The Occupational Safety and Health Administration (ISHA) has announced a proposed rule that would modify the agency’s recent beryllium standards for the construction and shipyard sectors. Representatives of the shipyards and construction industries, as well as members of Congress, raised concerns that they had not had a meaningful opportunity to comment on the application of the rule to their industries when the rule was developed in 2015-16. This proposal provides a new opportunity to comment on the rule for those industries and the public.

The new proposal would make changes to the rule only for the shipyard and construction sectors. The general industry standard is unaffected by the proposal.

The proposal for shipyards and construction would maintain the requirements for exposure limits (permissible exposure limit of 0.2 μg/m3 and short-term exposure limit of 2.0 μg/m3), which will continue to protect workers from a serious beryllium-related lung disease known as chronic beryllium disease.

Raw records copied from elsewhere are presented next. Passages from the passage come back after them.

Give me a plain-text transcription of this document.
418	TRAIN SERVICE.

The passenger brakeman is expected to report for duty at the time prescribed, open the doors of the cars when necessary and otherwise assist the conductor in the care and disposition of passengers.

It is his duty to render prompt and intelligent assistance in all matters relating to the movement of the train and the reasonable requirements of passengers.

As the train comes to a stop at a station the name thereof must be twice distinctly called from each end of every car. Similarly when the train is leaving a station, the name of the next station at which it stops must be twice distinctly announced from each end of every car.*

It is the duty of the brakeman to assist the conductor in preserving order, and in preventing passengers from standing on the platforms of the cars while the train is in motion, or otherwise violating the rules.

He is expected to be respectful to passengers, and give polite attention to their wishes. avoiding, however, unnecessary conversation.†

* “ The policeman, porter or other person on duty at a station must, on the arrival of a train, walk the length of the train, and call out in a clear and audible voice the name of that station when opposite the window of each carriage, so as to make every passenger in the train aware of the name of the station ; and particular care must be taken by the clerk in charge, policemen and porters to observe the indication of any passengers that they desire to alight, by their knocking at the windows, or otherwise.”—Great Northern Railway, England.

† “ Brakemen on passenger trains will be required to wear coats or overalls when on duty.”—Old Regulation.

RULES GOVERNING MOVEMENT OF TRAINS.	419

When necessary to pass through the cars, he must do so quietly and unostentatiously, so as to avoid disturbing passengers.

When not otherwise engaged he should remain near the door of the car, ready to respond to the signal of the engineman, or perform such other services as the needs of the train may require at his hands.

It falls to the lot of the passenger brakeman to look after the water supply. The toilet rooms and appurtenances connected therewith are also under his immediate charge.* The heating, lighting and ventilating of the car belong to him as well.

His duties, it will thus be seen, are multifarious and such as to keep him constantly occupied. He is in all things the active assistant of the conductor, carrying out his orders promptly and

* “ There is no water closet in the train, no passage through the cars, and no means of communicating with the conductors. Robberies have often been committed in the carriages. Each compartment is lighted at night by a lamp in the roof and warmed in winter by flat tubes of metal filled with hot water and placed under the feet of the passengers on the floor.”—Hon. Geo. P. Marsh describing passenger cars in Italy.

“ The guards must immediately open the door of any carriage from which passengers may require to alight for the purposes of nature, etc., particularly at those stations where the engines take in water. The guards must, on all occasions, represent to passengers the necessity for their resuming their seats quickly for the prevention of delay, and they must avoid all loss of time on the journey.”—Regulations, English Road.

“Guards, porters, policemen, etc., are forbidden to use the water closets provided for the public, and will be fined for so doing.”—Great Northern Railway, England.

The proposal instead revises the application of ancillary provisions such as housekeeping and personal protective equipment in the January 2017 final standards for the construction and shipyard industries.

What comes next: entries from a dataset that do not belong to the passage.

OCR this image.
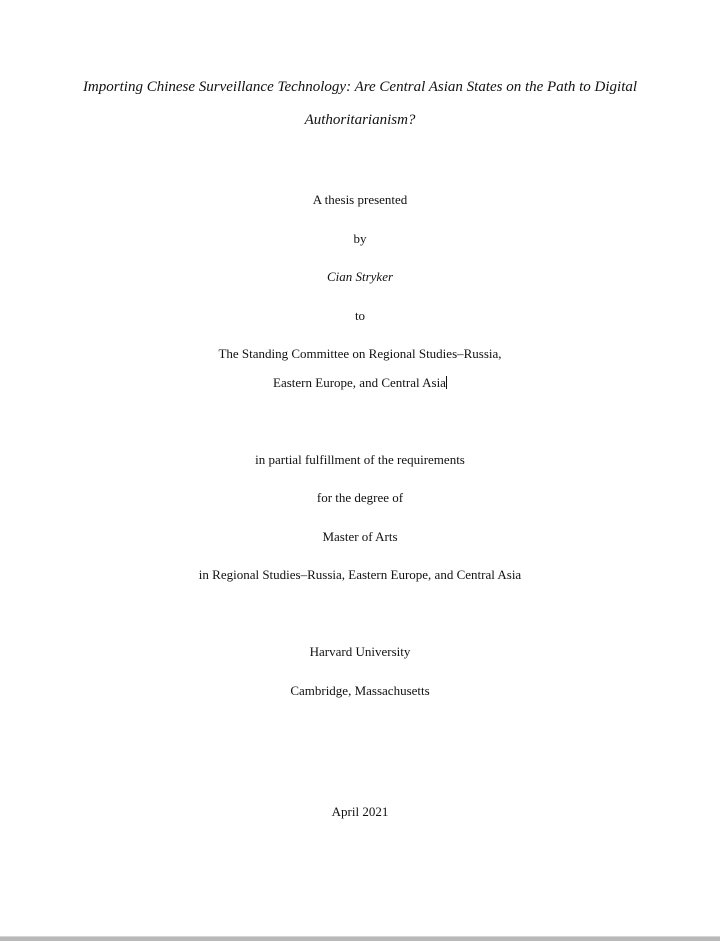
Importing Chinese Surveillance Technology: Are Central Asian States on the Path to Digital
Authoritarianism?
A thesis presented
by
Cian Stryker
to
The Standing Committee on Regional Studies–Russia,
Eastern Europe, and Central Asia
in partial fulfillment of the requirements
for the degree of
Master of Arts
in Regional Studies–Russia, Eastern Europe, and Central Asia
Harvard University
Cambridge, Massachusetts
April 2021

OSHA has evidence that exposure in these industries is limited to a few operations and has information suggesting that requiring the ancillary provisions broadly may not improve worker protection and be redundant with overlapping protections in other standards. Accordingly, OSHA is seeking comment on, among other things, whether existing standards covering abrasive blasting in construction, abrasive blasting in shipyards, and welding in shipyards provide adequate protection for workers engaged in these operations.

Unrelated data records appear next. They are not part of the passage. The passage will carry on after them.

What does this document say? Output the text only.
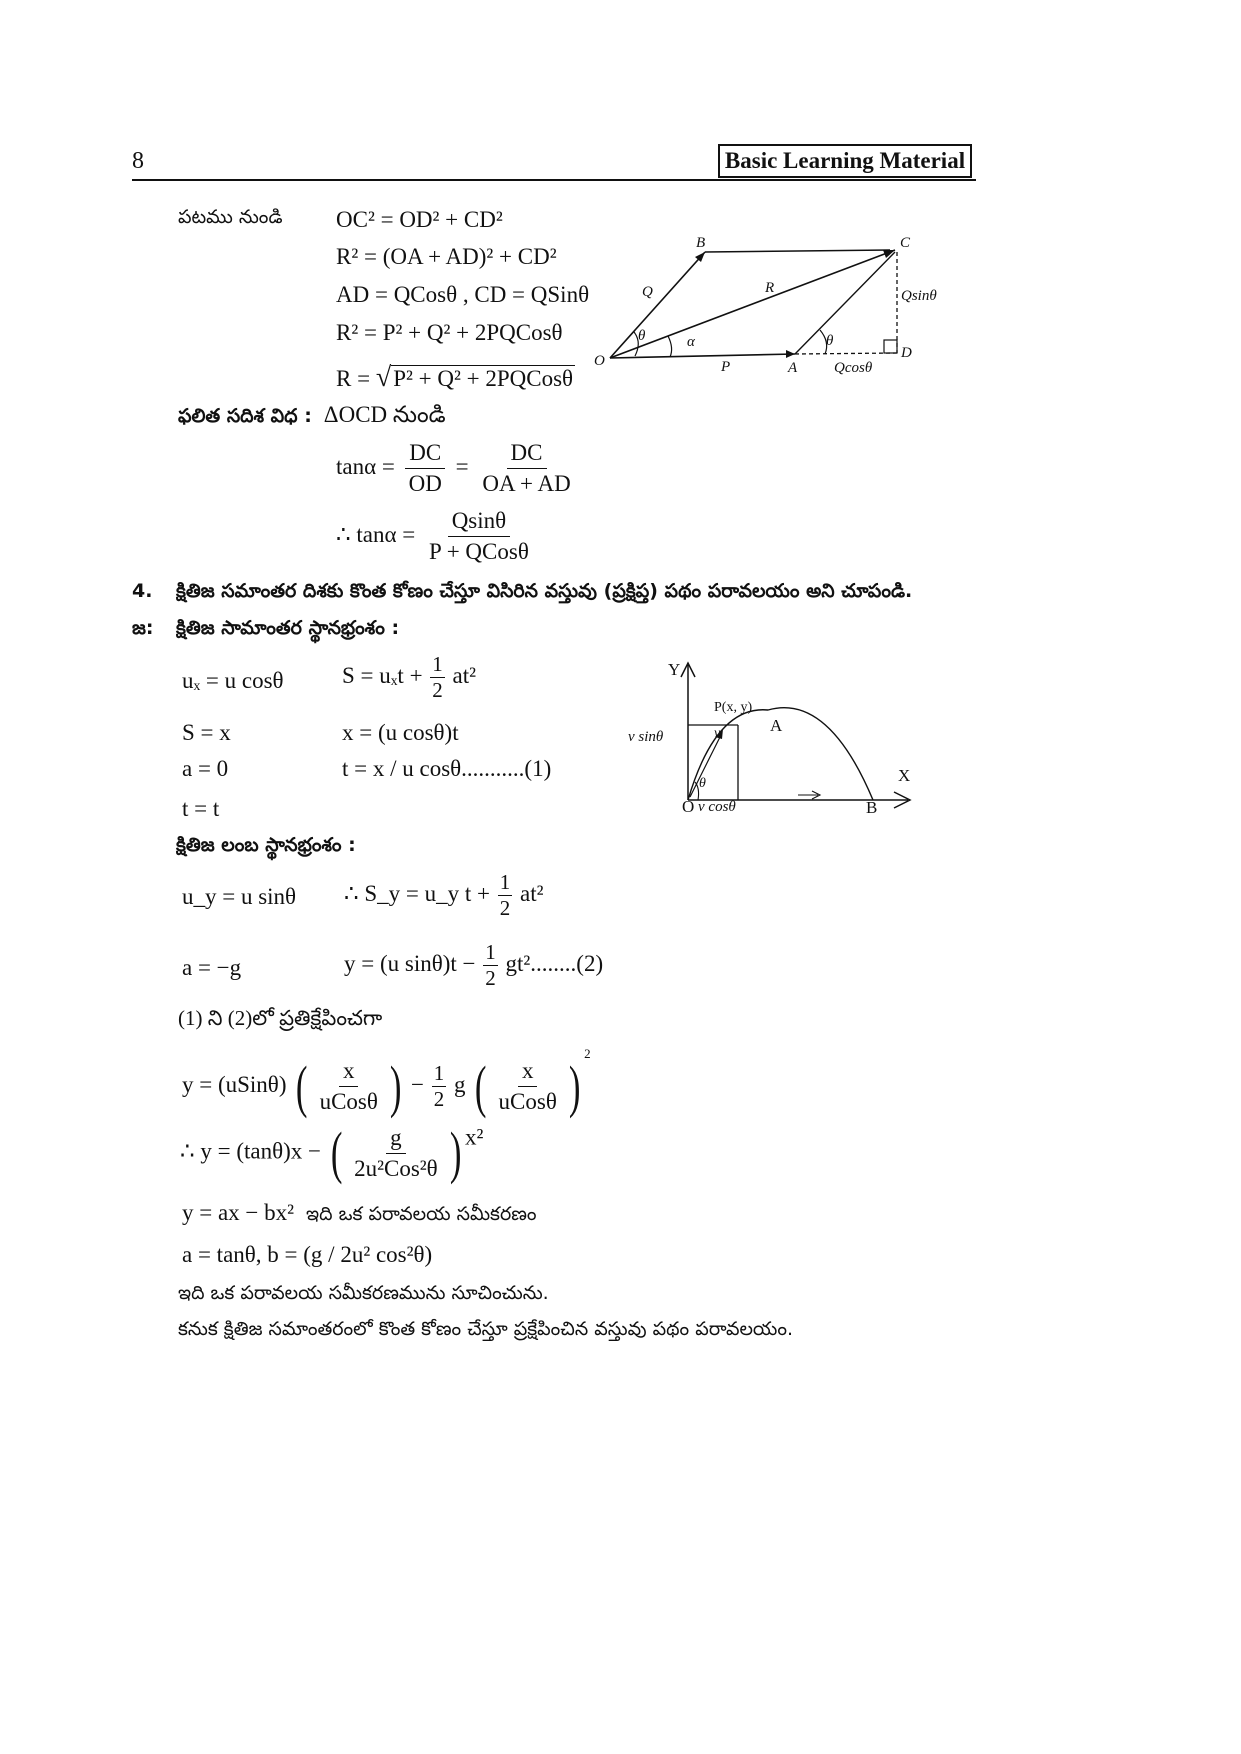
8	Basic Learning Material
పటము నుండి OC² = OD² + CD²
R² = (OA + AD)² + CD²
AD = QCosθ , CD = QSinθ
R² = P² + Q² + 2PQCosθ
R = √P² + Q² + 2PQCosθ
B	C
Q	R	Qsinθ
θ	α	θ
O	P	A Qcosθ
D
ఫలిత సదిశ విధ : ΔOCD నుండి
$\tan\alpha = \frac{DC}{OD} = \frac{DC}{OA + AD}$
∴ $\tan\alpha = \frac{Qsin\theta}{\text{P + QCosθ}}$
4. క్షితిజ సమాంతర దిశకు కొంత కోణం చేస్తూ విసిరిన వస్తువు (ప్రక్షిప్త) పథం పరావలయం అని చూపండి.
జ: క్షితిజ సామాంతర స్థానభ్రంశం :
uₓ = u cosθ	$S = u_xt + \frac{1}{2} at^2$
S = x	x = (u cosθ)t
a = 0	t = x / u cosθ...........(1)
t = t
Y
P(x, y)
A
v sinθ	v
θ	X
O v cosθ	B
క్షితిజ లంబ స్థానభ్రంశం :
u_y = u sinθ ∴ S_y = u_y $t + \frac{1}{2} at^2$
a = −g	y = (u $\sin\theta)t - \frac{1}{2} gt^2........(2)$
(1) ని (2)లో ప్రతిక్షేపించగా
y = (uSinθ) ( $\frac{x}{\text{uCosθ}}$ ) − $\frac{1}{2}$ g ( $\frac{x}{\text{uCosθ}} )^2$
∴ y = (tanθ)x − ( $\frac{g}{\text{2u²Cos²θ}}$ ) x²
y = ax − bx² ఇది ఒక పరావలయ సమీకరణం
a = tanθ, b = (g / 2u² cos²θ)
ఇది ఒక పరావలయ సమీకరణమును సూచించును.
కనుక క్షితిజ సమాంతరంలో కొంత కోణం చేస్తూ ప్రక్షేపించిన వస్తువు పథం పరావలయం.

The Notice of Proposed Rulemaking (NPRM) for Occupational Exposure to Beryllium and Beryllium Compounds in Construction and Shipyard Sectors will be published in the Federal Register on June 27, 2017. OSHA encourages the public to participate in this rulemaking by submitting comments during the 60-day comment period.

On Jan. 9, 2017, OSHA issued a final rule that established new protections for workers who are exposed to beryllium in general industry, construction, and shipyards. Beryllium is a lightweight metal used primarily in specialty alloys and beryllium oxide ceramics. It is also present as a trace material in metal slags.

OSHA also announced it will not enforce the Jan. 9, 2017, construction and shipyard standards without further notice while determining whether to amend the Jan. 9, 2017, rule.


NOTE: The details in this blog are provided for informational purposes only. All answers are general in nature and do not constitute legal advice. If legal advice or other expert assistance is required, the services of a competent professional should be sought. The author specifically disclaims any and all liability arising directly or indirectly from the reliance on or use of this blog.